I'm not gonna convince anyone I'm not being insensitive by insisting I'm not insensitive. 
If I get accused of being insensitive, I'm not a persecuted victim of the PC police; I'm a person who got accused of being insensitive.
It's better to ask what's wrong with what I said than to argue that nothing's wrong with what I said; sometimes I don't know I've said something dumb because I didn't know the whole story.

It's okay to have an opinion and keep it to myself.
It's okay to have an opinion and not blast social media with it 9 times a day.
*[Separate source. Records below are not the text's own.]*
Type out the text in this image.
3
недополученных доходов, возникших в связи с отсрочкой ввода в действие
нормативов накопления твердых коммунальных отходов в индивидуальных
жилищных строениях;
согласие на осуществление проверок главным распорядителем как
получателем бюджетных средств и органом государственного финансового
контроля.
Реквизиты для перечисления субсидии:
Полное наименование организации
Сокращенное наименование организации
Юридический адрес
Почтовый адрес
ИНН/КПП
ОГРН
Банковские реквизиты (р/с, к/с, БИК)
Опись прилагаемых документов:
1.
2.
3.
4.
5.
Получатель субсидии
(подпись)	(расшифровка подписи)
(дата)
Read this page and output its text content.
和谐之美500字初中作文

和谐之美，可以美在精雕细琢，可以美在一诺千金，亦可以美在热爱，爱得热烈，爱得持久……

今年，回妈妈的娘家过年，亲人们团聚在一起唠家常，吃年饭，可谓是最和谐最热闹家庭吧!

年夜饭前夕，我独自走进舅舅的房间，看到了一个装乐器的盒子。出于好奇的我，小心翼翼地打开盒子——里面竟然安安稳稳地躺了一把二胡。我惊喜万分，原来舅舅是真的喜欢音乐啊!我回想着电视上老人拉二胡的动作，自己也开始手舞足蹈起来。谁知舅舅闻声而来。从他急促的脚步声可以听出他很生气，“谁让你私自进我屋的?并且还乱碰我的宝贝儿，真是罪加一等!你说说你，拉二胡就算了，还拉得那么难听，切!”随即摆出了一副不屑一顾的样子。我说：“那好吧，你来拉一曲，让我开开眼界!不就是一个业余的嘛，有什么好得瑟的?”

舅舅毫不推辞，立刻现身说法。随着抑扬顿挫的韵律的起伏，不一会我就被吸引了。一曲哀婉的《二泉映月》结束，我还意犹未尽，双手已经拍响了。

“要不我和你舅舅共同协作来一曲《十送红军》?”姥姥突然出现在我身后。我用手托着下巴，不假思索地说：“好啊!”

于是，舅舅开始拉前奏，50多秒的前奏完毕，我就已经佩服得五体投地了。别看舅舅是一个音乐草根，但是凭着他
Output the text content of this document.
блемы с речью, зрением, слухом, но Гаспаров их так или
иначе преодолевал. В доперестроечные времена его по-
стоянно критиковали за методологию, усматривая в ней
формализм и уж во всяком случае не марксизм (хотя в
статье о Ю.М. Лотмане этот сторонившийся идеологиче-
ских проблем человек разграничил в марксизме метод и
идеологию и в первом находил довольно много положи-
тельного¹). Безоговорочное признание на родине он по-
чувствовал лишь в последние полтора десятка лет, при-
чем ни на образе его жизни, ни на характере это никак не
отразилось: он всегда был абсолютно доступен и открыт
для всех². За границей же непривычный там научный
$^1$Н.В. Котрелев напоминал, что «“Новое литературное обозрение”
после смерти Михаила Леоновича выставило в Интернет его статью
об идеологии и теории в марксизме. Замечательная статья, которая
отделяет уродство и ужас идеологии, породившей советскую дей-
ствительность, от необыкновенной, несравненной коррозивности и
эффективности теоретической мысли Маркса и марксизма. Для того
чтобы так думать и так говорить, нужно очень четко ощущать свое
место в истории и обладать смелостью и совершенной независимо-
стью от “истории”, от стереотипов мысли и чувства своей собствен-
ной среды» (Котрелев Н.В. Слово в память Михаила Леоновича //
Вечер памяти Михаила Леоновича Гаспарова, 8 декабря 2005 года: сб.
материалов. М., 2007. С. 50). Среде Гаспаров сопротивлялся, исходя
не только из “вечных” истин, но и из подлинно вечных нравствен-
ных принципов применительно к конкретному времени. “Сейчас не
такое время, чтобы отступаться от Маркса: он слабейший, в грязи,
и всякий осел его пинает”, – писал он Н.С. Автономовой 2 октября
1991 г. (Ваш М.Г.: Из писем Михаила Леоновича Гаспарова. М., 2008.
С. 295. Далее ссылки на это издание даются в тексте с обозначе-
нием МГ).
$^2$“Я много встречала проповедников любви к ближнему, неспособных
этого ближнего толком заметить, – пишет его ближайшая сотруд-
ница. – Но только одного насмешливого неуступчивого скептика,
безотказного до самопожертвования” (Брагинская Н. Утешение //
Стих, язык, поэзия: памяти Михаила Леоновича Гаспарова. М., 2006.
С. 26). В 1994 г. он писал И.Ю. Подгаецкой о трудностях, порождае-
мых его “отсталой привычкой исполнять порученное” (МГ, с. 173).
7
It's okay to shut up and listen.

Look, I recognize that policing language for political correctness can stymie the flow of constructive dialogue. And I do acknowledge that it really sucks to be called racist even when you know you're not. But someone once said "when you're accustomed to privilege, equality feels like oppression." 
And if none of that flies for you, chew on this. White people have spent centuries taking away the voices of people of color, often using whips and knives and nooses. And that's not my fault and that's not your fault, but I think it's time we made peace with the fact that we don't always get to have the floor.